Construction Leadership Council co-chair Andy Mitchell has said he does not think “many” tier one contractors are delaying payments or abusing terms.
Speaking to Construction News at a CLC briefing on Wednesday, Mr Mitchell said he believed payment problems were chiefly located elsewhere in the supply chain.
“The majority of people at tier one and client level would sign up and say yes they agree [with prompt payment].
“The problem is that that gets lost I think as you go further down [the supply chain], because I don’t think there are many tier ones at all who are abusing the payment terms and delaying payments.
“Certainly in the infrastructure space I’m in, it’s a specification of the contract: thou shalt pay promptly.”
Mr Mitchell has been chief executive of the £4.2bn Tideway project since 2014 and said payment on the project was monitored, but that the effectiveness of this oversight was questionable.
He said. “As a client we do [monitor contractor payments], but how effective is that? I don’t know.
“We think we’re aware of the promptness of payment throughout the supply chain – but if I can be honest, we’re aware probably of the first two tiers; it does get quite hard thereafter.”
Asked whether he would look closely at prompt payment as co-chair of the CLC alongside construction minister Richard Harrington, Mr Mitchell said: “We have to; 98 per cent of companies in this industry are the people who are likely to suffering from that kind of stuff [late payment].
“If you can’t address that, you’re not really working on behalf of the industry, are you.”
Mr Mitchell said improving payment terms for SMEs was essential for the health of the industry.
“We’re never going to get a sustainable industry if we don’t sort this out, because cashflow is the lifeblood of most small companies,” he said.
He added: “If you talk about innovation, where does it come from? It comes from the lower tiers, it comes from the SMEs.”
To improve prompt payment for the supply chain, Mr Mitchell said the government could have a big impact by changing the way it procured work.
He said: “We should be saying to government that there should be a whole bunch of […] requirements.”
He added: “If you can’t show how you’ve addressed the environmental requirements, if you can’t show that you’ve thought through the whole-life cost, if you can’t show you can manage the supply chain fairly, then you shouldn’t be getting any money. It should be that simple.
“That’s what we can do here, but we’ve got to be bold enough and believe we’re speaking on behalf of the industry to say to government, ‘Look, this is just how it has to be’ – that will shake things up.”
The CLC is now in its fifth year and Mr Mitchell said it had moved from being a quasi-think tank and was now in its “doing phase”.
With the £420m sector deal in place, the CLC said it wanted to maximise returns on the investment by improving industry productivity.
Among its stated aims were to increase the use of new digital technology to improve certainty of delivery, boost the amount of offsite construction through new manufacturing techniques, and focus on the whole-life performance and value of assets rather than just construction costs.

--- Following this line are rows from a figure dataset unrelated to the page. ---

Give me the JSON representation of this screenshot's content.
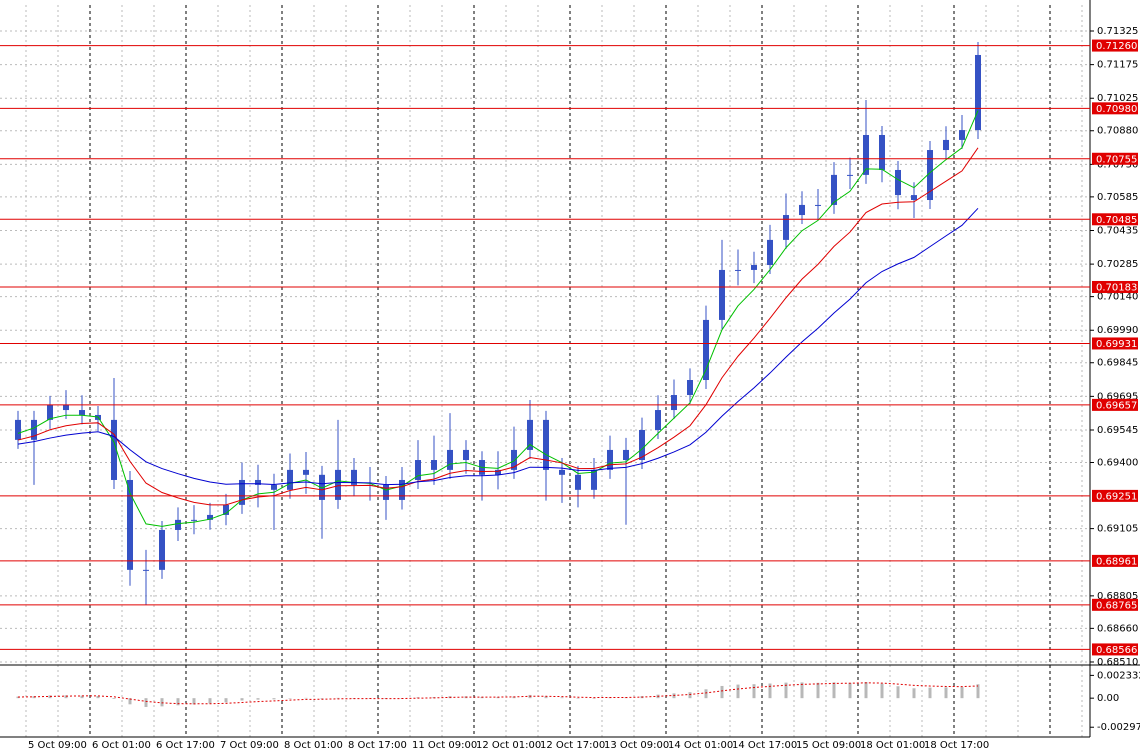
{
  "chart_data": [
    {
      "type": "candlestick",
      "categories": [
        null,
        "5 Oct 09:00",
        null,
        null,
        null,
        "6 Oct 01:00",
        null,
        null,
        null,
        "6 Oct 17:00",
        null,
        null,
        null,
        "7 Oct 09:00",
        null,
        null,
        null,
        "8 Oct 01:00",
        null,
        null,
        null,
        "8 Oct 17:00",
        null,
        null,
        null,
        "11 Oct 09:00",
        null,
        null,
        null,
        "12 Oct 01:00",
        null,
        null,
        null,
        "12 Oct 17:00",
        null,
        null,
        null,
        "13 Oct 09:00",
        null,
        null,
        null,
        "14 Oct 01:00",
        null,
        null,
        null,
        "14 Oct 17:00",
        null,
        null,
        null,
        "15 Oct 09:00",
        null,
        null,
        null,
        "18 Oct 01:00",
        null,
        null,
        null,
        "18 Oct 17:00",
        null,
        null,
        null
      ],
      "open": [
        0.6959,
        0.69501,
        0.6959,
        0.69657,
        0.69634,
        0.69612,
        0.6959,
        0.69322,
        0.68921,
        0.68921,
        0.69099,
        0.69144,
        0.69144,
        0.69166,
        0.69211,
        0.69322,
        0.693,
        0.69278,
        0.69367,
        0.69345,
        0.69233,
        0.69367,
        0.693,
        0.693,
        0.69233,
        0.69322,
        0.69411,
        0.69367,
        0.69456,
        0.69411,
        0.69345,
        0.69367,
        0.69456,
        0.6959,
        0.69367,
        0.69345,
        0.69278,
        0.69367,
        0.69456,
        0.69411,
        0.69545,
        0.69634,
        0.69701,
        0.69768,
        0.70036,
        0.70259,
        0.70259,
        0.70281,
        0.70393,
        0.70504,
        0.70549,
        0.70549,
        0.70683,
        0.70683,
        0.70861,
        0.70705,
        0.70593,
        0.70571,
        0.70794,
        0.70839,
        0.70883
      ],
      "high": [
        0.6963,
        0.6963,
        0.69697,
        0.69723,
        0.697,
        0.69652,
        0.69777,
        0.69362,
        0.6901,
        0.69139,
        0.692,
        0.6921,
        0.6922,
        0.6926,
        0.694,
        0.6939,
        0.6935,
        0.6944,
        0.69447,
        0.69385,
        0.6959,
        0.6942,
        0.6938,
        0.6934,
        0.6938,
        0.695,
        0.6952,
        0.6962,
        0.695,
        0.6945,
        0.6945,
        0.6956,
        0.69679,
        0.6963,
        0.6942,
        0.69385,
        0.6942,
        0.6952,
        0.6951,
        0.696,
        0.697,
        0.6977,
        0.6982,
        0.701,
        0.70393,
        0.7035,
        0.7034,
        0.7046,
        0.706,
        0.7061,
        0.7062,
        0.7074,
        0.7076,
        0.71017,
        0.70901,
        0.70745,
        0.7065,
        0.70834,
        0.709,
        0.7095,
        0.71276
      ],
      "low": [
        0.69461,
        0.693,
        0.6955,
        0.69594,
        0.6957,
        0.6954,
        0.69282,
        0.6885,
        0.68765,
        0.68881,
        0.6905,
        0.6908,
        0.691,
        0.6912,
        0.69171,
        0.692,
        0.69099,
        0.69238,
        0.6926,
        0.6906,
        0.69193,
        0.6925,
        0.6923,
        0.69144,
        0.6919,
        0.69282,
        0.693,
        0.69327,
        0.6935,
        0.6923,
        0.6928,
        0.69327,
        0.69416,
        0.6923,
        0.6922,
        0.692,
        0.69238,
        0.69327,
        0.69122,
        0.69371,
        0.69505,
        0.69594,
        0.69661,
        0.69728,
        0.69996,
        0.7019,
        0.702,
        0.70241,
        0.70353,
        0.70464,
        0.7048,
        0.70509,
        0.7062,
        0.70643,
        0.7065,
        0.7053,
        0.70491,
        0.70531,
        0.70754,
        0.70799,
        0.70843
      ],
      "close": [
        0.69501,
        0.6959,
        0.69657,
        0.69634,
        0.69612,
        0.6959,
        0.69322,
        0.68921,
        0.68921,
        0.69099,
        0.69144,
        0.69144,
        0.69166,
        0.69211,
        0.69322,
        0.693,
        0.69278,
        0.69367,
        0.69345,
        0.69233,
        0.69367,
        0.693,
        0.693,
        0.69233,
        0.69322,
        0.69411,
        0.69367,
        0.69456,
        0.69411,
        0.69345,
        0.69367,
        0.69456,
        0.6959,
        0.69367,
        0.69345,
        0.69278,
        0.69367,
        0.69456,
        0.69411,
        0.69545,
        0.69634,
        0.69701,
        0.69768,
        0.70036,
        0.70259,
        0.70259,
        0.70281,
        0.70393,
        0.70504,
        0.70549,
        0.70549,
        0.70683,
        0.70683,
        0.70861,
        0.70705,
        0.70593,
        0.70571,
        0.70794,
        0.70839,
        0.70883,
        0.71218
      ],
      "color": "#3552c4",
      "series": [
        {
          "color": "#00c000",
          "values": [
            0.6953,
            0.69554,
            0.69595,
            0.69611,
            0.69611,
            0.69603,
            0.69491,
            0.69263,
            0.69126,
            0.69115,
            0.69127,
            0.69134,
            0.69147,
            0.69173,
            0.69233,
            0.6926,
            0.69267,
            0.69307,
            0.69322,
            0.69286,
            0.69318,
            0.69311,
            0.69307,
            0.69277,
            0.69295,
            0.69341,
            0.69351,
            0.69393,
            0.694,
            0.69378,
            0.69374,
            0.69407,
            0.6948,
            0.69435,
            0.69399,
            0.69351,
            0.69357,
            0.69397,
            0.69403,
            0.6946,
            0.6953,
            0.69598,
            0.69666,
            0.69814,
            0.69992,
            0.70099,
            0.70172,
            0.7026,
            0.70358,
            0.70434,
            0.7048,
            0.70561,
            0.7061,
            0.7071,
            0.70708,
            0.70662,
            0.70626,
            0.70693,
            0.70751,
            0.70804,
            0.7097
          ]
        },
        {
          "color": "#e00000",
          "values": [
            0.695,
            0.69518,
            0.69546,
            0.69564,
            0.69574,
            0.69577,
            0.69526,
            0.69405,
            0.69308,
            0.69266,
            0.69242,
            0.69222,
            0.69211,
            0.69211,
            0.69233,
            0.69246,
            0.69252,
            0.69275,
            0.69289,
            0.69278,
            0.69296,
            0.69297,
            0.69298,
            0.69285,
            0.69292,
            0.69316,
            0.69326,
            0.69352,
            0.69364,
            0.6936,
            0.69361,
            0.6938,
            0.69422,
            0.69411,
            0.69398,
            0.69374,
            0.69373,
            0.6939,
            0.69394,
            0.69424,
            0.69466,
            0.69513,
            0.69564,
            0.69658,
            0.69778,
            0.69874,
            0.69955,
            0.70043,
            0.70135,
            0.70218,
            0.70284,
            0.70364,
            0.70428,
            0.70515,
            0.70553,
            0.70561,
            0.70563,
            0.70609,
            0.70655,
            0.70701,
            0.70804
          ]
        },
        {
          "color": "#0000d0",
          "values": [
            0.69482,
            0.69493,
            0.69509,
            0.69522,
            0.69531,
            0.69537,
            0.69516,
            0.69457,
            0.69403,
            0.69373,
            0.6935,
            0.69329,
            0.69313,
            0.69303,
            0.69305,
            0.69305,
            0.69302,
            0.69309,
            0.69313,
            0.69305,
            0.69311,
            0.6931,
            0.69309,
            0.69301,
            0.69303,
            0.69314,
            0.69319,
            0.69333,
            0.69341,
            0.69341,
            0.69344,
            0.69355,
            0.69379,
            0.69378,
            0.69375,
            0.69365,
            0.69365,
            0.69374,
            0.69378,
            0.69395,
            0.69419,
            0.69447,
            0.69479,
            0.69535,
            0.69607,
            0.69672,
            0.69733,
            0.69799,
            0.6987,
            0.69938,
            0.69999,
            0.70067,
            0.70129,
            0.70202,
            0.70252,
            0.70286,
            0.70315,
            0.70363,
            0.70411,
            0.70458,
            0.70534
          ]
        }
      ],
      "levels": [
        {
          "value": 0.7126,
          "label": "0.71260"
        },
        {
          "value": 0.7098,
          "label": "0.70980"
        },
        0.70755,
        0.70485,
        0.70183,
        0.69931,
        0.69657,
        0.69251,
        0.68961,
        0.68765,
        0.68566
      ],
      "level_color": "#e00000",
      "ylim": [
        0.68501,
        0.71441
      ],
      "yticks": [
        0.71325,
        0.71175,
        0.71025,
        {
          "value": 0.7088,
          "label": "0.70880"
        },
        {
          "value": 0.7073,
          "label": "0.70730"
        },
        0.70585,
        0.70435,
        0.70285,
        {
          "value": 0.7014,
          "label": "0.70140"
        },
        {
          "value": 0.6999,
          "label": "0.69990"
        },
        0.69845,
        0.69695,
        0.69545,
        {
          "value": 0.694,
          "label": "0.69400"
        },
        0.69105,
        0.68805,
        {
          "value": 0.6866,
          "label": "0.68660"
        },
        {
          "value": 0.6851,
          "label": "0.68510"
        }
      ],
      "grid": true
    },
    {
      "type": "macd",
      "values": [
        0.00016,
        0.0002,
        0.00028,
        0.00029,
        0.00026,
        0.00022,
        -8e-05,
        -0.00063,
        -0.0009,
        -0.00084,
        -0.00073,
        -0.00064,
        -0.00054,
        -0.00043,
        -0.00024,
        -0.00015,
        -0.00012,
        -1e-05,
        3e-05,
        -6e-05,
        3e-05,
        1e-05,
        -1e-05,
        -8e-05,
        -3e-05,
        9e-05,
        0.00011,
        0.0002,
        0.00019,
        0.00012,
        0.0001,
        0.00017,
        0.00033,
        0.00019,
        8e-05,
        -5e-05,
        -3e-05,
        8e-05,
        8e-05,
        0.00021,
        0.00036,
        0.00049,
        0.00061,
        0.00091,
        0.00125,
        0.00139,
        0.00143,
        0.0015,
        0.00159,
        0.00161,
        0.00157,
        0.00161,
        0.00157,
        0.00165,
        0.00148,
        0.00122,
        0.00101,
        0.00108,
        0.00111,
        0.00113,
        0.00142
      ],
      "color": "#b8b8b8",
      "signal": [
        0.00012,
        0.00014,
        0.00018,
        0.00021,
        0.00023,
        0.00023,
        0.00014,
        -9e-05,
        -0.00033,
        -0.00048,
        -0.00056,
        -0.00058,
        -0.00057,
        -0.00053,
        -0.00044,
        -0.00035,
        -0.00028,
        -0.0002,
        -0.00013,
        -0.00011,
        -7e-05,
        -5e-05,
        -4e-05,
        -5e-05,
        -4e-05,
        0,
        3e-05,
        8e-05,
        0.00011,
        0.00011,
        0.00011,
        0.00013,
        0.00019,
        0.00019,
        0.00016,
        0.0001,
        6e-05,
        7e-05,
        7e-05,
        0.00011,
        0.00019,
        0.00028,
        0.00038,
        0.00054,
        0.00075,
        0.00094,
        0.00109,
        0.00121,
        0.00132,
        0.00141,
        0.00146,
        0.00151,
        0.00153,
        0.00157,
        0.00154,
        0.00144,
        0.00131,
        0.00124,
        0.0012,
        0.00118,
        0.00125
      ],
      "signal_color": "#e00000",
      "ylim": [
        -0.00377,
        0.00319
      ],
      "yticks": [
        0.002332,
        {
          "value": 0,
          "label": "0.00"
        },
        -0.002974
      ]
    }
  ]
}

To implement the changes outlined by the CLC, Mr Mitchell told CN he wanted to make the organisation more representative of SMEs.
“For me, a really, really important first step is to get that representation right, to talk to those organisations and say, ‘Right, how do you want to fit with this and how are we going to make this work?’,” he said.
Without more involvement from SMEs, Mr Mitchell said the CLC would be “just talking to ourselves”.